Большаки на рассвете | страница 22
Юодка видел в мокрой кроватке под тряпьем крохотное, чуть живое существо — оно все пылало от жара; видел, как мать в отребье наклонилась над ребенком, послюнявила тряпичную соску и втолкнула ее в обожженный лихорадкой рот больной дочурки; видел четырех других девочек, которые посиневшими от холода пальцами чистили картошку; видел, как они болтали под лавкой ногами в цыпках и коросте — четыре пары голодных глаз впились в пришельцев, провожая их до кухни, где мать мешала пойло из конских яблок для свиней. Нет, не глаза женщины встретили пришельцев, а серость и пустота, смирение, смрад несвежей постели. И грязь, грязь. Вся ее жизнь, казалось, отражалась в глазах. Осень, беспросветная осень. Ошкутене двигалась как заведенная, все делала голыми руками, но сама она в этой жизни вроде и не участвовала. А ведь когда-то была смазливой девкой. Юодка в ту пору, когда она на вечеринках отплясывала, еще батраком был.

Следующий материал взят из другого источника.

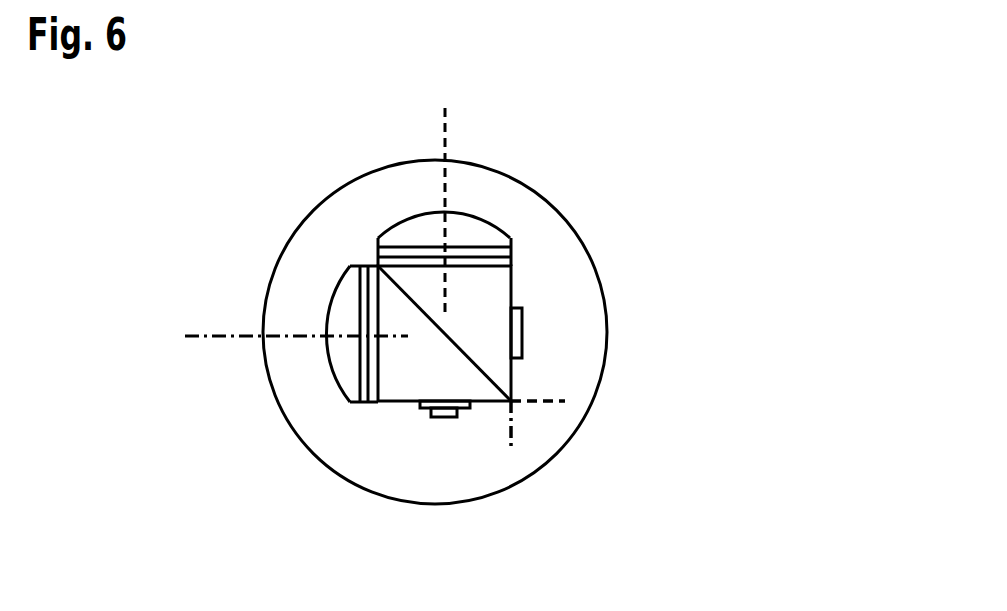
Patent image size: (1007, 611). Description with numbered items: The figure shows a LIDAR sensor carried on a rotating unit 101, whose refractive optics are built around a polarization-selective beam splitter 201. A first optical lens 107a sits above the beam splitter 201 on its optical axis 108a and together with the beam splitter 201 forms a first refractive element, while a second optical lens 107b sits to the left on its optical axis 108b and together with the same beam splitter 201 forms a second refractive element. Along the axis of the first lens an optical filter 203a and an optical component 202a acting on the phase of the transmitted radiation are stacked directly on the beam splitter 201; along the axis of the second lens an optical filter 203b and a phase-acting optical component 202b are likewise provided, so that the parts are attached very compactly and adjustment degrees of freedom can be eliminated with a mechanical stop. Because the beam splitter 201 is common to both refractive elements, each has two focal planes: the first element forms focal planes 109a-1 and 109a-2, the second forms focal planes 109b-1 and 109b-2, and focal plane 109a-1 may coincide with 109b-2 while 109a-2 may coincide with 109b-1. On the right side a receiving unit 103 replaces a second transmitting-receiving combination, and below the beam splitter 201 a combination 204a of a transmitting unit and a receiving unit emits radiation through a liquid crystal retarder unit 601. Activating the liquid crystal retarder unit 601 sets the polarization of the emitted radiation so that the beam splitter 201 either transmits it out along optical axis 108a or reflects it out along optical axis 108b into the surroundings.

The rotating unit 101 is at (290, 430).
The receiving unit 103 is at (522, 337).
The first optical lens 107a is at (482, 220).
The second optical lens 107b is at (332, 370).
The optical axis of first optical lens 108a is at (442, 123).
The optical axis of second optical lens 108b is at (217, 336).
The first focal plane of first refractive element 109a-1 is at (545, 402).
The second focal plane of first refractive element 109a-2 is at (594, 480).
The first focal plane of second refractive element 109b-1 is at (511, 433).
The second focal plane of second refractive element 109b-2 is at (664, 424).
The beam splitter 201 is at (490, 288).
The optical component acting on phase 202a is at (512, 258).
The optical component acting on phase 202b is at (378, 404).
The optical filter 203a is at (377, 255).
The optical filter 203b is at (367, 265).
The combination of transmitting unit and receiving unit 204a is at (444, 417).
The liquid crystal retarder unit 601 is at (420, 406).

Опустив испачканные жижей руки, Ошкутене стояла посреди кухни, и весь вид ее как бы говорил: «Что поделаешь, если у меня такой муженек?» Кто знает, то ли рабское смирение этой женщины, то ли нужда и убожество так озлобили Юодку, что он, еще не найдя сундука, стал ругаться и гнать прочь Ошкутисовых дочек, следовавших за ним по пятам — не было у него ни сахарина, ни леденцов, — и изо всех сил пнул мекавшую среди кучи хвороста козу.

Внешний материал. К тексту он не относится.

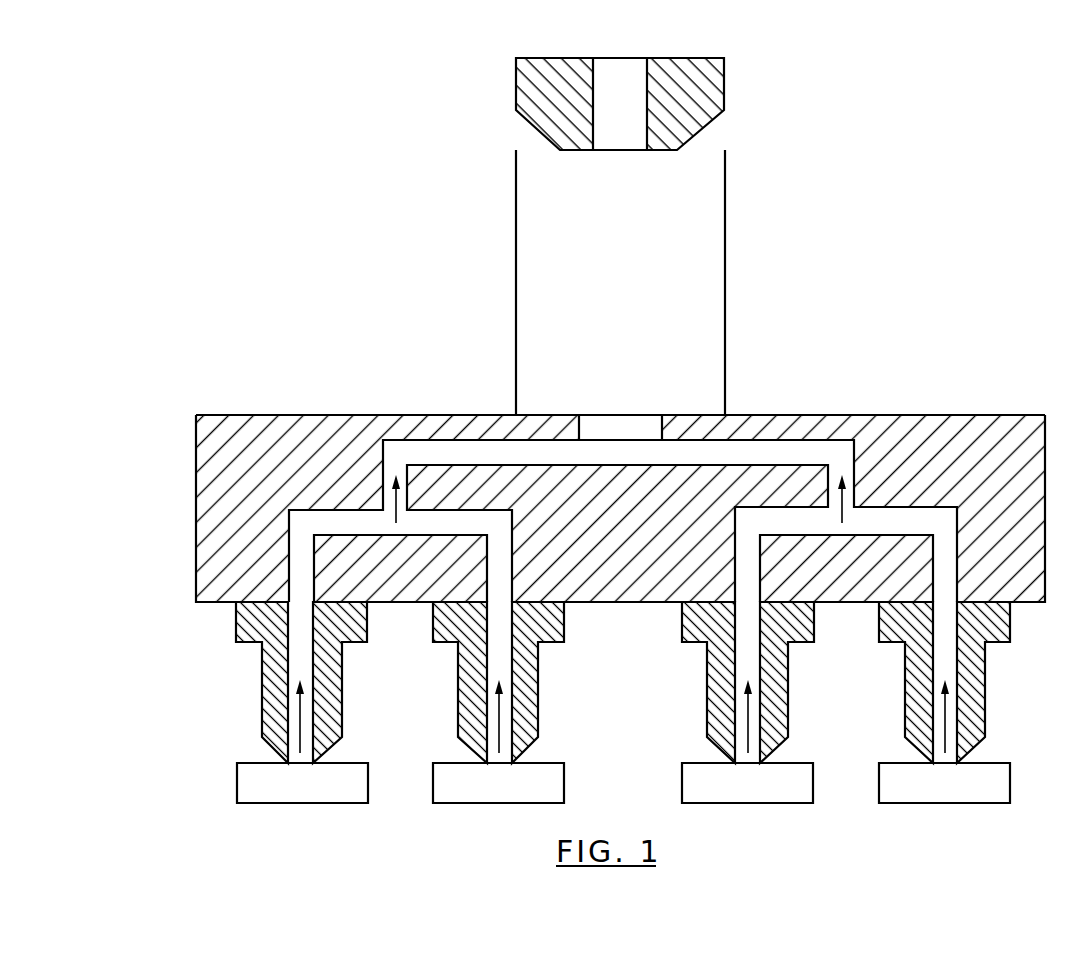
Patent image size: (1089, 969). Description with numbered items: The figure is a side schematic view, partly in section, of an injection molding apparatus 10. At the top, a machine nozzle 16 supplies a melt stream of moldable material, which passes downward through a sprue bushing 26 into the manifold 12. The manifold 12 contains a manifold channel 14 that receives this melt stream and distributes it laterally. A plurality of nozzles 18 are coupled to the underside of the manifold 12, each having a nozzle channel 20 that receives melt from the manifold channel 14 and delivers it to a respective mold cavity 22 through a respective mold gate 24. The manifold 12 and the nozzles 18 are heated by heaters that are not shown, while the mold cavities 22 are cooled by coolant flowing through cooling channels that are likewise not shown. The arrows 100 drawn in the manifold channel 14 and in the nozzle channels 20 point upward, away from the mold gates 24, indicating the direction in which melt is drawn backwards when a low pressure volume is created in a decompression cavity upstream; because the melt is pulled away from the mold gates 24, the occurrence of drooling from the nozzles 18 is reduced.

The injection molding apparatus 10 is at (814, 181).
The manifold 12 is at (1007, 438).
The manifold channel 14 is at (442, 450).
The machine nozzle 16 is at (700, 80).
The nozzle 18 is at (970, 690).
The nozzle channel 20 is at (947, 652).
The mold cavity 22 is at (247, 782).
The mold gate 24 is at (287, 752).
The sprue bushing 26 is at (636, 232).
The arrows 100 is at (843, 495).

— Переворачивайте все, ищите сколько душе угодно, — говорила Ошкутене низким бесцветным голосом, напоминавшим шелест промерзшей хвои или соломы. Казалось, что бы тут ни случилось, Ошкутене не перестанет двигаться, подталкиваемая непостижимой силой, ходить в хлев, ригу, кормить скот, и глаза у нее будут серые и сухие, как земля, скованная стужей. Ни испуг, ни отчаяние не заставят ее опустить руки. Даже если весь небосвод от края и до края зальет кровавыми сполохами — а отсюда далеко видно, — если вся деревня высыпет на улицу, чтобы посмотреть на это, даже если у риги грохнется наземь ее муж, прошитый пулей, Ошкутене будет спешить с погнутым ведром в хлев, как спешила до сих пор. Непривередливая, непритязательная, с омертвевшими нервными окончаниями. У матери-природы, наверное, были свои соображения, когда она постепенно выстуживала все чувства у этой женщины. От Ошкутене никогда не услышишь ни стона, ни жалобы на то, что руки ломит, ее застывшее лицо никогда не выдавало смертельной усталости. Она от всего отреклась, но ради чего? Ради своего увечного, болезненно самолюбивого мужа, ради того, чтобы пять ее желтых, как воск, девочек носились по избе из угла в угол…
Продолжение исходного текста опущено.